Ngongotaha players celebrate one of their goals during their 5-1 win Chatham Cup win over Beachlands Maraetai. PHOTO/BEN FRASER
Ngongotaha players celebrate one of their goals during their 5-1 win Chatham Cup win over Beachlands Maraetai. PHOTO/BEN FRASER
"C'mon, we're better than this," yelled Ngongotaha AFC's Conor Hinz midway through the first half of today's Chatham Cup game at Stembridge Rd.
As it happened, they were, and ultimately won the game 5-1. But at that point, his frustrations came, not from the home side's inability to create, moretheir inability to score - and to having gone a goal behind to visitors Beachlands Maraetai, who play in the AFF/NFF conference, a few minutes earlier.
The Villagers had dominated up to that point, with long balls finding Mitch Miller who had handed a guilt-edged opportunity to Yamil Casas, who shot wide, then decided to take matters into his own hands only to hit the side netting.
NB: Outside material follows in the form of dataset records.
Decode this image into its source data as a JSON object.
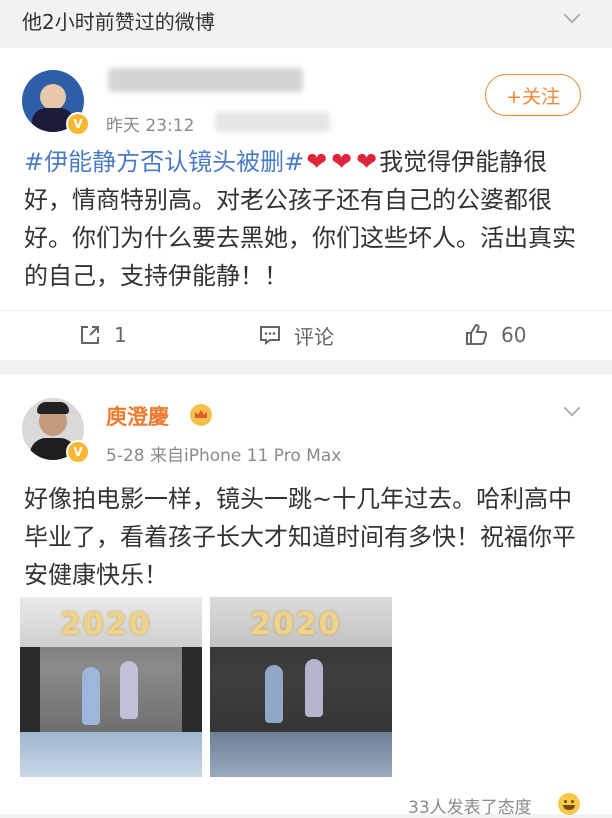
{
  "section": {
    "title": "他2小时前赞过的微博"
  },
  "post1": {
    "time": "昨天 23:12",
    "follow_label": "+关注",
    "topic": "#伊能静方否认镜头被删#",
    "text_after_hearts": "我觉得伊能静很好，情商特别高。对老公孩子还有自己的公婆都很好。你们为什么要去黑她，你们这些坏人。活出真实的自己，支持伊能静！！",
    "actions": {
      "repost": "1",
      "comment": "评论",
      "like": "60"
    }
  },
  "post2": {
    "name": "庾澄慶",
    "meta": "5-28  来自iPhone 11 Pro Max",
    "text": "好像拍电影一样，镜头一跳~十几年过去。哈利高中毕业了，看着孩子长大才知道时间有多快！祝福你平安健康快乐！",
    "photo_banner": "2020",
    "reactions": "33人发表了态度"
  }
}
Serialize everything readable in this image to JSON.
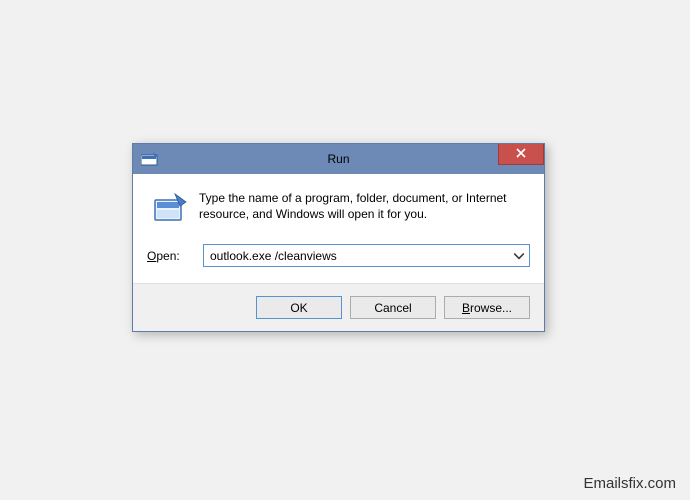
{
  "titlebar": {
    "title": "Run"
  },
  "body": {
    "info_text": "Type the name of a program, folder, document, or Internet resource, and Windows will open it for you.",
    "open_label_prefix": "O",
    "open_label_rest": "pen:",
    "input_value": "outlook.exe  /cleanviews"
  },
  "buttons": {
    "ok": "OK",
    "cancel": "Cancel",
    "browse_prefix": "B",
    "browse_rest": "rowse..."
  },
  "watermark": "Emailsfix.com"
}
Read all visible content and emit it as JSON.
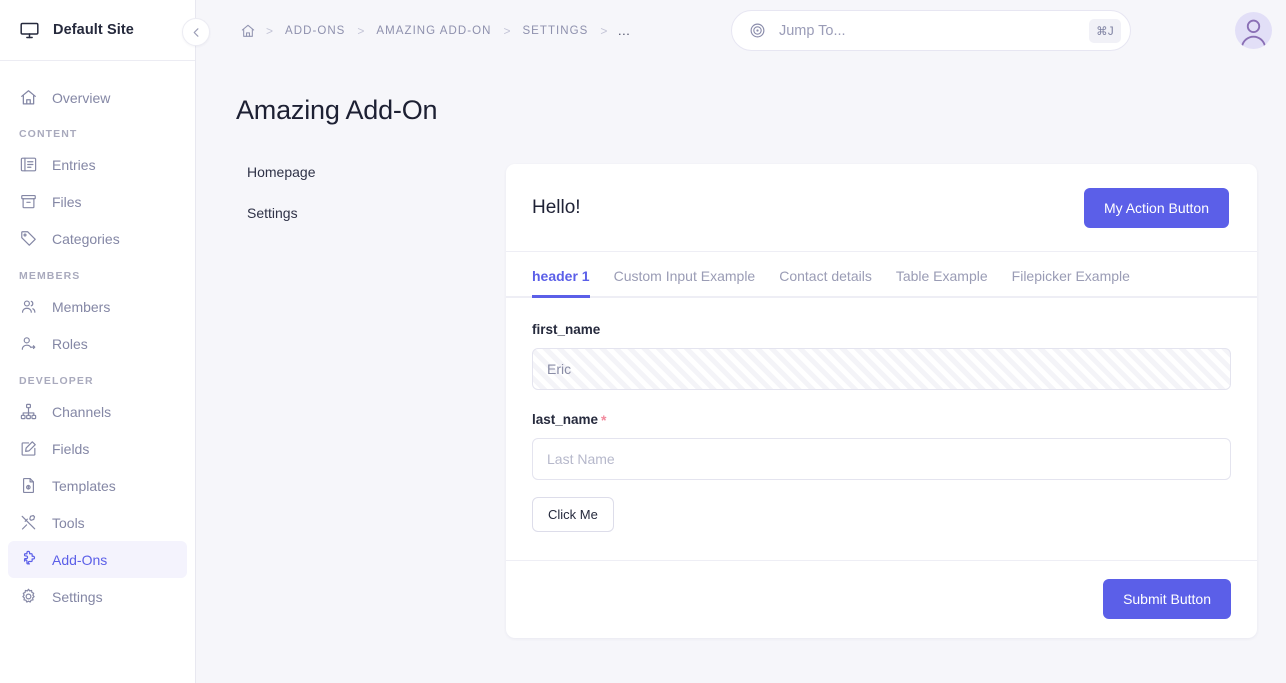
{
  "sidebar": {
    "site_name": "Default Site",
    "site_icon": "monitor-icon",
    "collapse_icon": "chevron-left-icon",
    "groups": [
      {
        "label": "",
        "items": [
          {
            "label": "Overview",
            "icon": "home-icon",
            "active": false
          }
        ]
      },
      {
        "label": "CONTENT",
        "items": [
          {
            "label": "Entries",
            "icon": "entries-icon",
            "active": false
          },
          {
            "label": "Files",
            "icon": "files-icon",
            "active": false
          },
          {
            "label": "Categories",
            "icon": "tag-icon",
            "active": false
          }
        ]
      },
      {
        "label": "MEMBERS",
        "items": [
          {
            "label": "Members",
            "icon": "members-icon",
            "active": false
          },
          {
            "label": "Roles",
            "icon": "roles-icon",
            "active": false
          }
        ]
      },
      {
        "label": "DEVELOPER",
        "items": [
          {
            "label": "Channels",
            "icon": "channels-icon",
            "active": false
          },
          {
            "label": "Fields",
            "icon": "fields-icon",
            "active": false
          },
          {
            "label": "Templates",
            "icon": "templates-icon",
            "active": false
          },
          {
            "label": "Tools",
            "icon": "tools-icon",
            "active": false
          },
          {
            "label": "Add-Ons",
            "icon": "puzzle-icon",
            "active": true
          },
          {
            "label": "Settings",
            "icon": "gear-icon",
            "active": false
          }
        ]
      }
    ]
  },
  "topbar": {
    "breadcrumb": [
      {
        "label": "",
        "icon": "home-icon"
      },
      {
        "label": "ADD-ONS"
      },
      {
        "label": "AMAZING ADD-ON"
      },
      {
        "label": "SETTINGS"
      },
      {
        "label": "…"
      }
    ],
    "separator": ">",
    "search": {
      "placeholder": "Jump To...",
      "value": "",
      "icon": "target-icon",
      "shortcut": "⌘J"
    },
    "avatar": "user-avatar"
  },
  "page": {
    "title": "Amazing Add-On",
    "subnav": [
      {
        "label": "Homepage"
      },
      {
        "label": "Settings"
      }
    ]
  },
  "card": {
    "title": "Hello!",
    "action_button": "My Action Button",
    "tabs": [
      {
        "label": "header 1",
        "active": true
      },
      {
        "label": "Custom Input Example",
        "active": false
      },
      {
        "label": "Contact details",
        "active": false
      },
      {
        "label": "Table Example",
        "active": false
      },
      {
        "label": "Filepicker Example",
        "active": false
      }
    ],
    "fields": [
      {
        "label": "first_name",
        "required": false,
        "required_marker": "",
        "value": "Eric",
        "placeholder": "",
        "disabled": true
      },
      {
        "label": "last_name",
        "required": true,
        "required_marker": "*",
        "value": "",
        "placeholder": "Last Name",
        "disabled": false
      }
    ],
    "inline_button": "Click Me",
    "submit_button": "Submit Button"
  },
  "colors": {
    "accent": "#5b5fe8",
    "page_bg": "#f6f6fa",
    "card_bg": "#ffffff",
    "sidebar_active_bg": "#f4f3fd",
    "required_marker": "#f2899c",
    "muted_text": "#8487a5"
  }
}
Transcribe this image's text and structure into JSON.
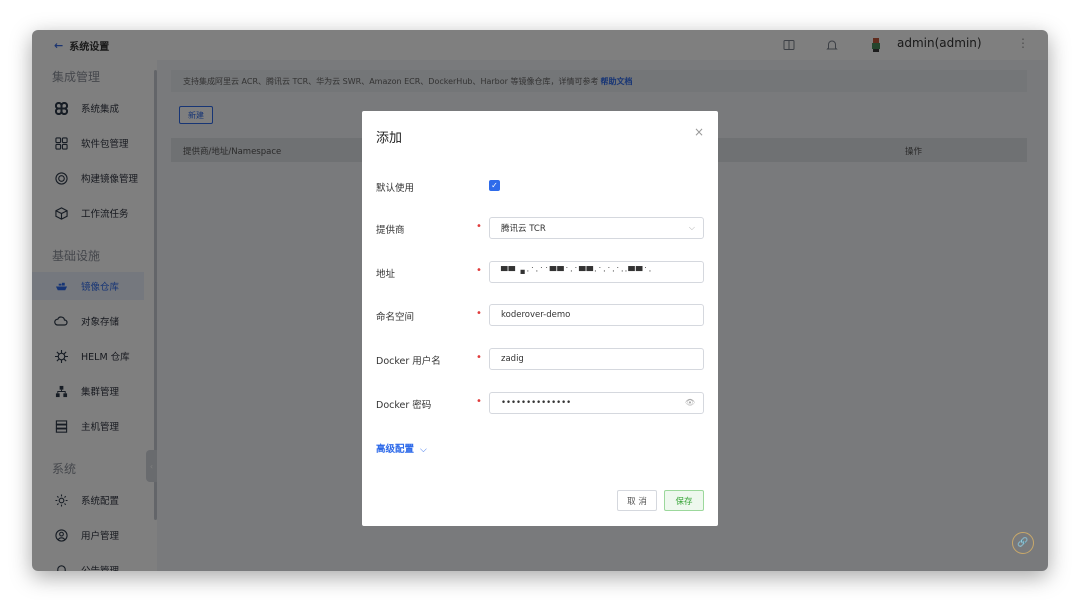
{
  "colors": {
    "accent": "#2f6bea",
    "required": "#e03c3c",
    "save": "#3aa63a"
  },
  "sidebar": {
    "back_label": "系统设置",
    "groups": [
      "集成管理",
      "基础设施",
      "系统"
    ],
    "items": [
      {
        "label": "系统集成",
        "icon": "command-icon"
      },
      {
        "label": "软件包管理",
        "icon": "grid-icon"
      },
      {
        "label": "构建镜像管理",
        "icon": "target-icon"
      },
      {
        "label": "工作流任务",
        "icon": "cube-icon"
      },
      {
        "label": "镜像仓库",
        "icon": "ship-icon",
        "active": true
      },
      {
        "label": "对象存储",
        "icon": "cloud-icon"
      },
      {
        "label": "HELM 仓库",
        "icon": "helm-icon"
      },
      {
        "label": "集群管理",
        "icon": "cluster-icon"
      },
      {
        "label": "主机管理",
        "icon": "server-icon"
      },
      {
        "label": "系统配置",
        "icon": "settings-icon"
      },
      {
        "label": "用户管理",
        "icon": "user-circle-icon"
      },
      {
        "label": "公告管理",
        "icon": "bell-icon"
      }
    ]
  },
  "header": {
    "user": "admin(admin)"
  },
  "main": {
    "notice": "支持集成阿里云 ACR、腾讯云 TCR、华为云 SWR、Amazon ECR、DockerHub、Harbor 等镜像仓库，详情可参考",
    "notice_link": "帮助文档",
    "new_button": "新建",
    "columns": [
      "提供商/地址/Namespace",
      "操作"
    ]
  },
  "modal": {
    "title": "添加",
    "fields": {
      "default_label": "默认使用",
      "provider_label": "提供商",
      "provider_value": "腾讯云 TCR",
      "address_label": "地址",
      "address_value": "▀▀ ▪·˙·˙˙▀▀˙·˙▀▀·˙·˙·˙··▀▀˙·",
      "namespace_label": "命名空间",
      "namespace_value": "koderover-demo",
      "user_label": "Docker 用户名",
      "user_value": "zadig",
      "password_label": "Docker 密码",
      "password_value": "••••••••••••••"
    },
    "advanced": "高级配置",
    "cancel": "取 消",
    "save": "保存"
  }
}
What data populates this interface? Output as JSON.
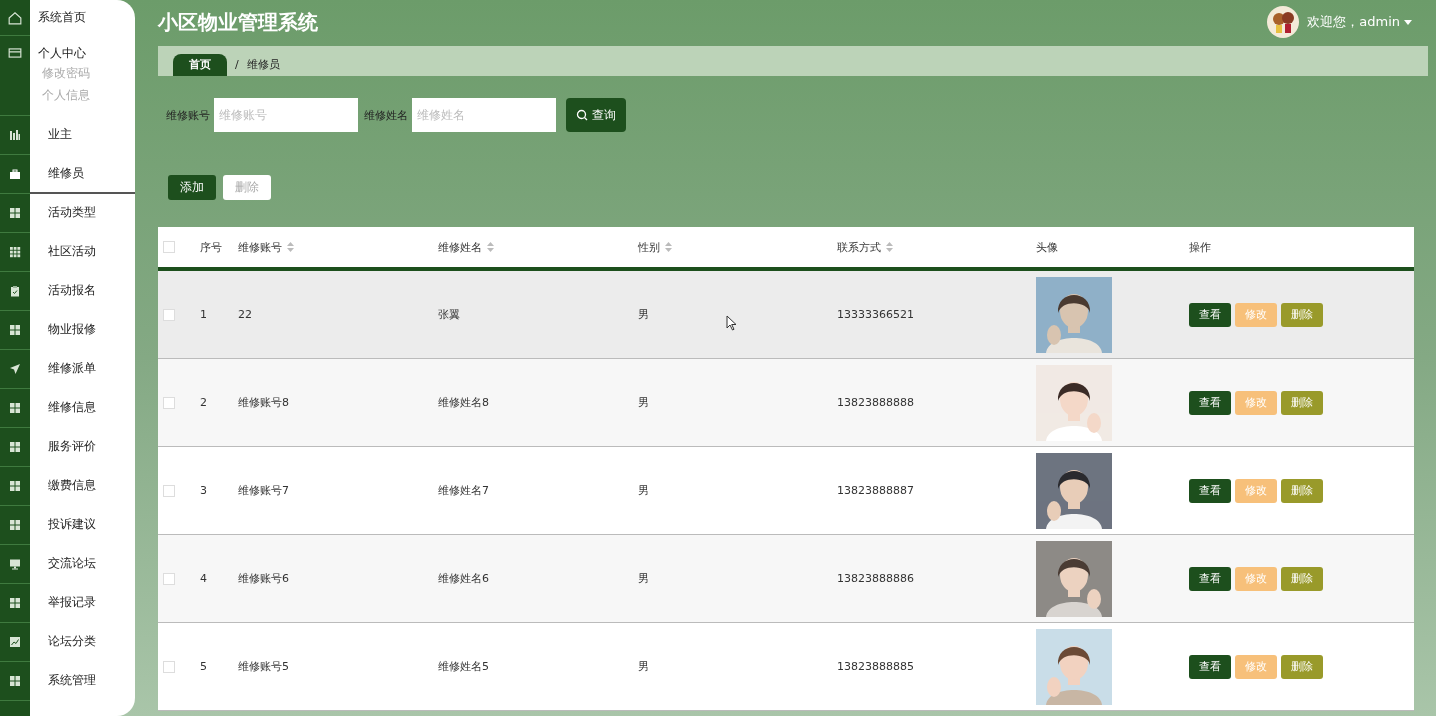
{
  "sidebar": {
    "items": [
      {
        "label": "系统首页",
        "kind": "home",
        "selected": false
      },
      {
        "label": "个人中心",
        "kind": "card",
        "selected": false,
        "children": [
          {
            "label": "修改密码"
          },
          {
            "label": "个人信息"
          }
        ]
      },
      {
        "label": "业主",
        "kind": "bars",
        "selected": false
      },
      {
        "label": "维修员",
        "kind": "briefcase",
        "selected": true
      },
      {
        "label": "活动类型",
        "kind": "grid",
        "selected": false
      },
      {
        "label": "社区活动",
        "kind": "dots",
        "selected": false
      },
      {
        "label": "活动报名",
        "kind": "clipboard",
        "selected": false
      },
      {
        "label": "物业报修",
        "kind": "grid",
        "selected": false
      },
      {
        "label": "维修派单",
        "kind": "plane",
        "selected": false
      },
      {
        "label": "维修信息",
        "kind": "grid",
        "selected": false
      },
      {
        "label": "服务评价",
        "kind": "grid",
        "selected": false
      },
      {
        "label": "缴费信息",
        "kind": "grid",
        "selected": false
      },
      {
        "label": "投诉建议",
        "kind": "grid",
        "selected": false
      },
      {
        "label": "交流论坛",
        "kind": "monitor",
        "selected": false
      },
      {
        "label": "举报记录",
        "kind": "grid",
        "selected": false
      },
      {
        "label": "论坛分类",
        "kind": "chart",
        "selected": false
      },
      {
        "label": "系统管理",
        "kind": "grid",
        "selected": false
      }
    ]
  },
  "header": {
    "title": "小区物业管理系统",
    "user": "欢迎您，admin"
  },
  "breadcrumb": [
    {
      "label": "首页"
    },
    {
      "label": "维修员"
    }
  ],
  "breadcrumb_separator": "/",
  "search": {
    "fields": [
      {
        "label": "维修账号",
        "placeholder": "维修账号"
      },
      {
        "label": "维修姓名",
        "placeholder": "维修姓名"
      }
    ],
    "button": "查询"
  },
  "actions": [
    {
      "label": "添加",
      "kind": "primary",
      "disabled": false
    },
    {
      "label": "删除",
      "kind": "plain",
      "disabled": true
    }
  ],
  "table": {
    "select_all": {
      "checked": false
    },
    "columns": [
      {
        "label": "序号",
        "sortable": false
      },
      {
        "label": "维修账号",
        "sortable": true
      },
      {
        "label": "维修姓名",
        "sortable": true
      },
      {
        "label": "性别",
        "sortable": true
      },
      {
        "label": "联系方式",
        "sortable": true
      },
      {
        "label": "头像",
        "sortable": false
      },
      {
        "label": "操作",
        "sortable": false
      }
    ],
    "rows": [
      {
        "checked": false,
        "hovered": true,
        "cells": [
          "1",
          "22",
          "张翼",
          "男",
          "13333366521"
        ],
        "buttons": [
          {
            "label": "查看",
            "kind": "view"
          },
          {
            "label": "修改",
            "kind": "edit"
          },
          {
            "label": "删除",
            "kind": "delete"
          }
        ]
      },
      {
        "checked": false,
        "hovered": false,
        "cells": [
          "2",
          "维修账号8",
          "维修姓名8",
          "男",
          "13823888888"
        ],
        "buttons": [
          {
            "label": "查看",
            "kind": "view"
          },
          {
            "label": "修改",
            "kind": "edit"
          },
          {
            "label": "删除",
            "kind": "delete"
          }
        ]
      },
      {
        "checked": false,
        "hovered": false,
        "cells": [
          "3",
          "维修账号7",
          "维修姓名7",
          "男",
          "13823888887"
        ],
        "buttons": [
          {
            "label": "查看",
            "kind": "view"
          },
          {
            "label": "修改",
            "kind": "edit"
          },
          {
            "label": "删除",
            "kind": "delete"
          }
        ]
      },
      {
        "checked": false,
        "hovered": false,
        "cells": [
          "4",
          "维修账号6",
          "维修姓名6",
          "男",
          "13823888886"
        ],
        "buttons": [
          {
            "label": "查看",
            "kind": "view"
          },
          {
            "label": "修改",
            "kind": "edit"
          },
          {
            "label": "删除",
            "kind": "delete"
          }
        ]
      },
      {
        "checked": false,
        "hovered": false,
        "cells": [
          "5",
          "维修账号5",
          "维修姓名5",
          "男",
          "13823888885"
        ],
        "buttons": [
          {
            "label": "查看",
            "kind": "view"
          },
          {
            "label": "修改",
            "kind": "edit"
          },
          {
            "label": "删除",
            "kind": "delete"
          }
        ]
      }
    ]
  }
}
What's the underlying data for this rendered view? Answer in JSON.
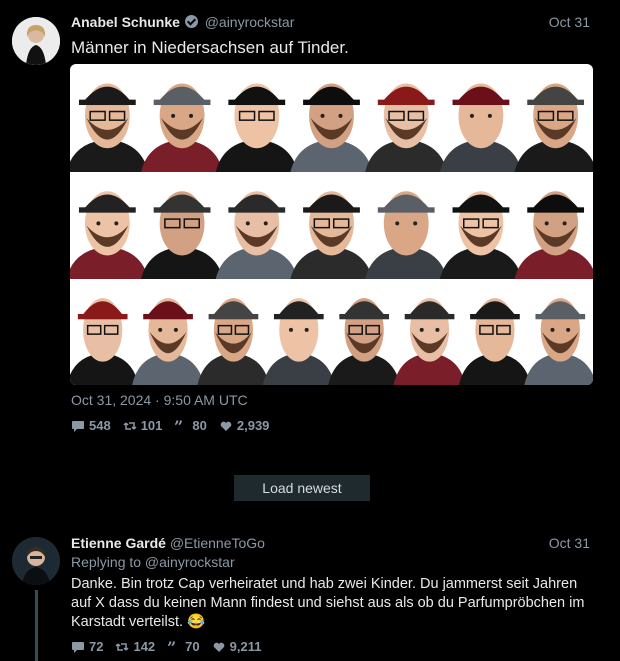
{
  "tweet1": {
    "author_name": "Anabel Schunke",
    "author_handle": "@ainyrockstar",
    "date": "Oct 31",
    "text": "Männer in Niedersachsen auf Tinder.",
    "timestamp": "Oct 31, 2024 · 9:50 AM UTC",
    "stats": {
      "replies": "548",
      "retweets": "101",
      "quotes": "80",
      "likes": "2,939"
    },
    "media_faces": 22
  },
  "load_newest": "Load newest",
  "tweet2": {
    "author_name": "Etienne Gardé",
    "author_handle": "@EtienneToGo",
    "date": "Oct 31",
    "replying_to": "Replying to @ainyrockstar",
    "text": "Danke. Bin trotz Cap verheiratet und hab zwei Kinder. Du jammerst seit Jahren auf X dass du keinen Mann findest und  siehst aus als ob du Parfumpröbchen im Karstadt verteilst. 😂",
    "stats": {
      "replies": "72",
      "retweets": "142",
      "quotes": "70",
      "likes": "9,211"
    }
  },
  "colors": {
    "background": "#000000",
    "text": "#e7e9ea",
    "muted": "#8b98a5",
    "button": "#1e2a2d"
  }
}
Alexi Pinto's long-range effort brought the first save from Beachlands' keeper, Johannes Busser, and Luke Barker's headed effort was also close, as Beachlands were given little option than to absorb the pressure.
Despite the dominance, it was the visitors who were first to score when Nicholas Reid nipped in behind the Ngongy defence and got his foot to the ball a split-second before keeper James Towers' hands, to guide the ball into the net.
With regular head coach Shane Davis away, stand-in Stephen Towers said his side wobbled a bit at that point in the game.
"We've wobbled before and not handled, it but we did today," he said.
Balance was restored when a pinpoint pass from Pinto found Harlem Simiona in space and with time to pick his spot, fired his shot inside the near post.
Ngongotaha AFC player Harlem Simiona was one of the goal scorers for his team. PHOTO/BEN FRASER
Two minutes later Ngongy were ahead when Pinto beat the offside trap, skipping round Busser and finding the net from a narrow angle.
Early in the second half, a head down from a corner fell to sub Josh O'Sullivan who made no mistake and Ngongotaha were looking more comfortable.
An injury to Barker saw Stephen Towers introduce Simon Te Kiri who slotted in at left back.
Up for a corner, he celebrated coming on by scoring with a powerful header and then added his second with an equally powerful shot after a short corner.
"We were always going to bring him on, it was just earlier because of the injury," said Stephen Towers.
A six-week cameo by centre back Andy O'Donoghue, with the club while home on holiday from his studies in the US on a sports scholarship, came to an end with this game.
"With Andy going back to America, Simon was always going to come on to get him ready for the Northern League," said Stephen Towers. "To come on and score two goals is very good and you can't argue with that."
While the substitution meant a bit of a reshuffle of troops, that wasn't a problem.
"We are lucky that when subs come on, we have players that can rotate into different positions.
"And we aren't so one-dimensional - we showed that today. We played long and we knocked it short today. [Beachlands] are first or second in their conference and they had a couple of tidy players, but they never really hurt us."